Focusing on the Right Decisions

I’ve learned a lot of things in my life. One thing I’ve only recently realized I’ve learned is this: the truly consequential decisions our lives are exactly the ones we spend the least time worrying about.

There are decisions we spend days and weeks obsessively pondering. Who should I marry? What job should I take? Which school should I attend? The answer to these questions do matter. To insist that they make no difference in your life would be foolhardy. But they matter a lot less than we think they do.

The day-to-day reality of your life is not sexy, but it’s where you really live. And decisions like who you share a home with and where you spend your days being able to pay for that home have influence. But their impact on your life can  pale in comparison to the vast number of unthinking decisions you make on a daily basis.

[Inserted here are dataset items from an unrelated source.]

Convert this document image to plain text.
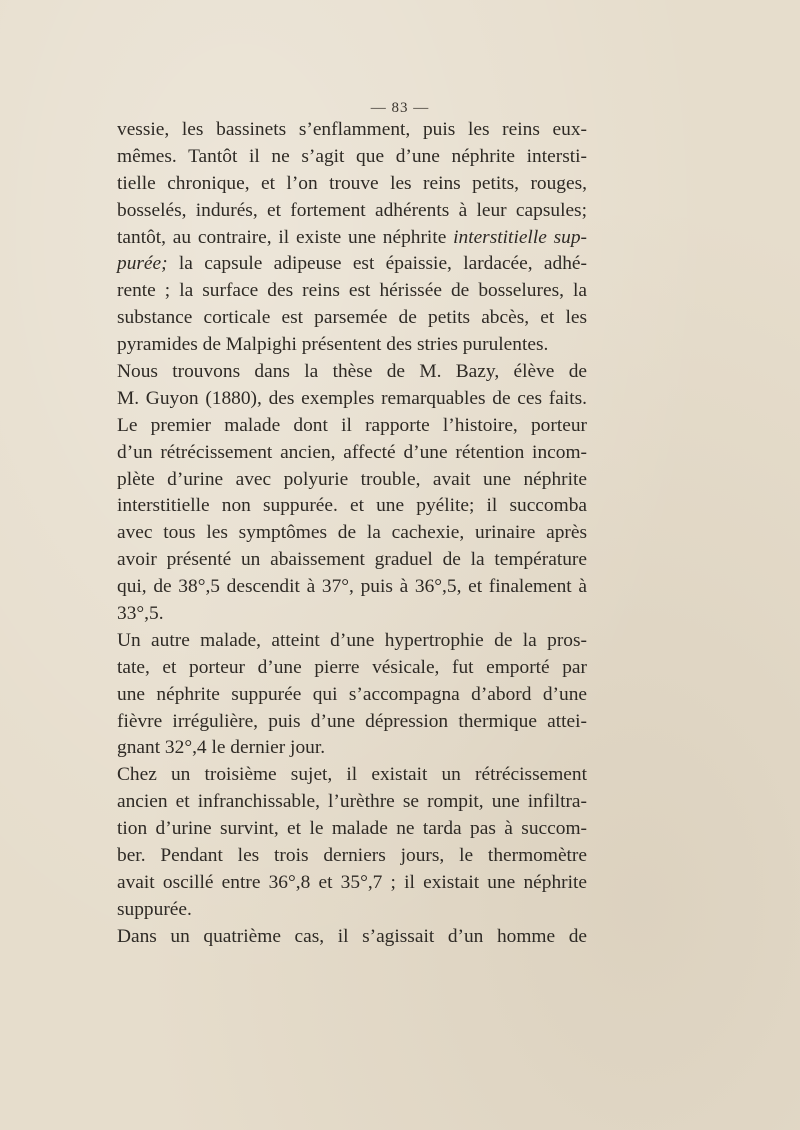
— 83 —
vessie, les bassinets s’enflamment, puis les reins eux-
mêmes. Tantôt il ne s’agit que d’une néphrite intersti-
tielle chronique, et l’on trouve les reins petits, rouges,
bosselés, indurés, et fortement adhérents à leur capsules;
tantôt, au contraire, il existe une néphrite interstitielle sup-
purée; la capsule adipeuse est épaissie, lardacée, adhé-
rente ; la surface des reins est hérissée de bosselures, la
substance corticale est parsemée de petits abcès, et les
pyramides de Malpighi présentent des stries purulentes.
Nous trouvons dans la thèse de M. Bazy, élève de
M. Guyon (1880), des exemples remarquables de ces faits.
Le premier malade dont il rapporte l’histoire, porteur
d’un rétrécissement ancien, affecté d’une rétention incom-
plète d’urine avec polyurie trouble, avait une néphrite
interstitielle non suppurée. et une pyélite; il succomba
avec tous les symptômes de la cachexie, urinaire après
avoir présenté un abaissement graduel de la température
qui, de 38°,5 descendit à 37°, puis à 36°,5, et finalement à
33°,5.
Un autre malade, atteint d’une hypertrophie de la pros-
tate, et porteur d’une pierre vésicale, fut emporté par
une néphrite suppurée qui s’accompagna d’abord d’une
fièvre irrégulière, puis d’une dépression thermique attei-
gnant 32°,4 le dernier jour.
Chez un troisième sujet, il existait un rétrécissement
ancien et infranchissable, l’urèthre se rompit, une infiltra-
tion d’urine survint, et le malade ne tarda pas à succom-
ber. Pendant les trois derniers jours, le thermomètre
avait oscillé entre 36°,8 et 35°,7 ; il existait une néphrite
suppurée.
Dans un quatrième cas, il s’agissait d’un homme de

This is easiest to see in dieting and weight loss. Almost no big decision you make in your life really affects your weight. There are probably outliers who make a resolution that they will gain 80 pounds, or intentionally opt-in to a less-active life for the purposes of gaining weight. But for most people, most of the time, their weight is decided by the 100,000 minor decisions they make about food over the course of a year. Compare:

  • “Doughnuts in the break room?! I’ll have two, thanks.”
  • “Doughnuts in the break room?! That sounds good, but I don’t think I should have more than half of one. Want to take half?”

If you regularly choose one or the other side of that kind of dichotomy over the course of your life, you’ll wake up healthy or having gained 50 pounds. But you’ll probably never have said to yourself, “You know I think my life would be better if I weighed 50 pounds more than I do.”

These cumulative choices are everywhere. It’s no single choice, but rather 1,000 minor one in the course of holding a job that decides whether your boss secretly wishes to fire you or eagerly wants you to be promoted to be able to get even more opportunity to work with you. Your relationship with your husband is determined more by the way you choose to deal with him leaving the cap off the toothpaste, his dirty dishes in the sink, etc than by what he was like when you first met him.

There are important choice-points in life. But balanced on a scale, the slow drip into your life from the thousands of thoughtless or minor decisions you make vastly outweighs the large volume of the big choices. If you fail to bring your attention to all the small decisions in your life, you’ll suddenly wake up with a life you never chose. Life really is just a sequence of small decisions; a life can be shaped without realizing.